Non, car le festival faisait des choix éditoriaux plus tranchés en matière de genre. Mais le contexte a changé : la pop culture est en train de trouver une forme de légitimité culturelle. Sans compter que le FIBD est à ce jour le seul événement d’envergure dans le domaine de la bande dessinée. Il se doit donc d’être à la fois commercial et représentatif de la créativité.

À quel niveau la sélection du festival s’exerce-t-elle si son positionnement est aussi large ?

Les critères du festival ne répondent pas à des logiques clivantes de genre et de catégorie mais à une ambition. En tant que directeur artistique, je privilégie les démarches d’auteurs qui sont des réformateurs, qui évitent les stéréotypes, les lieux communs. J’aime par exemple quand les artistes s’emparent d’une icône et essayent de la tordre. Il me semble que cela reste intéressant de puiser dans un répertoire de formes existant, si cela se traduit par l’invention d’un langage singulier.
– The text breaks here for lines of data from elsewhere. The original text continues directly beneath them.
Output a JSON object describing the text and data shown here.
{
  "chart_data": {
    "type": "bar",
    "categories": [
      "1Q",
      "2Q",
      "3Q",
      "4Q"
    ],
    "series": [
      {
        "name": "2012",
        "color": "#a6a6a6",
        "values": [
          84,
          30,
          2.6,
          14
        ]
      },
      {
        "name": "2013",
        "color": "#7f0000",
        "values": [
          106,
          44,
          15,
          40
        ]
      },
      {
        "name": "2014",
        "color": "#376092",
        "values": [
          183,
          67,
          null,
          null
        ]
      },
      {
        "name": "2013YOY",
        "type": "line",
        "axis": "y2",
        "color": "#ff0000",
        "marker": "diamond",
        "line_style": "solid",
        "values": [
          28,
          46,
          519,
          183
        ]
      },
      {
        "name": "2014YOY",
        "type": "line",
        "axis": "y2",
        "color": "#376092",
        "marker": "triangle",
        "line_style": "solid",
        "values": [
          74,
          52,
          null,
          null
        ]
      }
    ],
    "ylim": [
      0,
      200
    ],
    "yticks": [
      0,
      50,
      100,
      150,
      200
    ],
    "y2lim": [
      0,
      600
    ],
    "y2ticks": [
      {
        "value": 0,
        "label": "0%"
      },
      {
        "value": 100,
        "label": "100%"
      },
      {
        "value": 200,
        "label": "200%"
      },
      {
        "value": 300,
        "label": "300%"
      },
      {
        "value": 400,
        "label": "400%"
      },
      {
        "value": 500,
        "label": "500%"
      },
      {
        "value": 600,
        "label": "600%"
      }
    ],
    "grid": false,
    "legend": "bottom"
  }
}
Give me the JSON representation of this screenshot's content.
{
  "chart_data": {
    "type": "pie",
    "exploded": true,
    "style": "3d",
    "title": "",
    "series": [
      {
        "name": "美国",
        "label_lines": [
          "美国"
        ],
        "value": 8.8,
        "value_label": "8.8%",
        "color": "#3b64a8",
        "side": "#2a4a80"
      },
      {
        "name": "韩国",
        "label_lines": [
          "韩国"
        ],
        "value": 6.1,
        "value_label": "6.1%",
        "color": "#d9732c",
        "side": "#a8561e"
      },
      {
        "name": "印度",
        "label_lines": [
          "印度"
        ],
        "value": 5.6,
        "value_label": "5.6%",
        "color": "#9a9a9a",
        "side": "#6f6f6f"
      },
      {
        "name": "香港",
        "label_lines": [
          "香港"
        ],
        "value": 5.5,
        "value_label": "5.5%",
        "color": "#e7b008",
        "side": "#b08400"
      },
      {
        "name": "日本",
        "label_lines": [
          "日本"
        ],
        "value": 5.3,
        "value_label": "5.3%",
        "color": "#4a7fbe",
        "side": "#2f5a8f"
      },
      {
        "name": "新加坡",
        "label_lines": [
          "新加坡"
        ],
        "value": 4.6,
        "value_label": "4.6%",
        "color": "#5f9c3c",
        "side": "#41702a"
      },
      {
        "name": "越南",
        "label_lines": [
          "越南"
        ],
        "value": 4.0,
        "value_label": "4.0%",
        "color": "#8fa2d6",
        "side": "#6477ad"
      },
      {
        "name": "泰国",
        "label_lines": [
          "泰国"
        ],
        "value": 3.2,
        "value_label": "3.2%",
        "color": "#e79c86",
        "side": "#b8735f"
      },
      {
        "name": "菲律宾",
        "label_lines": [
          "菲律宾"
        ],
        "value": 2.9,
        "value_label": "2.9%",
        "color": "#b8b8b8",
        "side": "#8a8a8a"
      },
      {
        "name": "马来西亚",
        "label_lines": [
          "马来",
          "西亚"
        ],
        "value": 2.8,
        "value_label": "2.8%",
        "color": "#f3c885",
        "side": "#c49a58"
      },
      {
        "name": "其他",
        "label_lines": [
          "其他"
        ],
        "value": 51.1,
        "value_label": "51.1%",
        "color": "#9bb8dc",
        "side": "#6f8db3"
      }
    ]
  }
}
L’espace dévolu au marché des droits internationaux a également été multiplié par deux sur cette 46e édition. Sur la base de quel constat cette décision a-t-elle été prise ?

On sait que le marché français de la bande dessinée est, depuis sept à huit ans, en pleine croissance. C’est une exception industrielle – le secteur de l’édition décroît – et géographique : au Japon et aux États-Unis, on observe un mouvement inverse. Cette anomalie s’explique par un effet de rattrapage ; l’économie hexagonale de la bande dessinée, plutôt modeste, a été dopée par les ventes de mangas, de comics, par l’arrivée du roman graphique…, autant de relais de croissance qui ont apporté un nouveau souffle. Cet essor est aussi lié au fait que l’on importe énormément de bandes dessinées étrangères. Le lectorat français de bande dessinée est un lectorat ouvert, curieux. Le festival d’Angoulême est à son image : du fait de cette appétence pour la création étrangère, il offre un panorama complet de ce qui se fait dans le monde. Vous pouvez acheter ici tout ce qui a été traduit, et tous les éditeurs sont présents. C’est une véritable plateforme internationale. Le marché des droits bénéficie par ailleurs d’un fort soutien à la fois du Centre national du livre et de la Région Aquitaine, soutien grâce auquel nous pouvons, par exemple, inviter des agents étrangers. Car c’est aussi un outil politique.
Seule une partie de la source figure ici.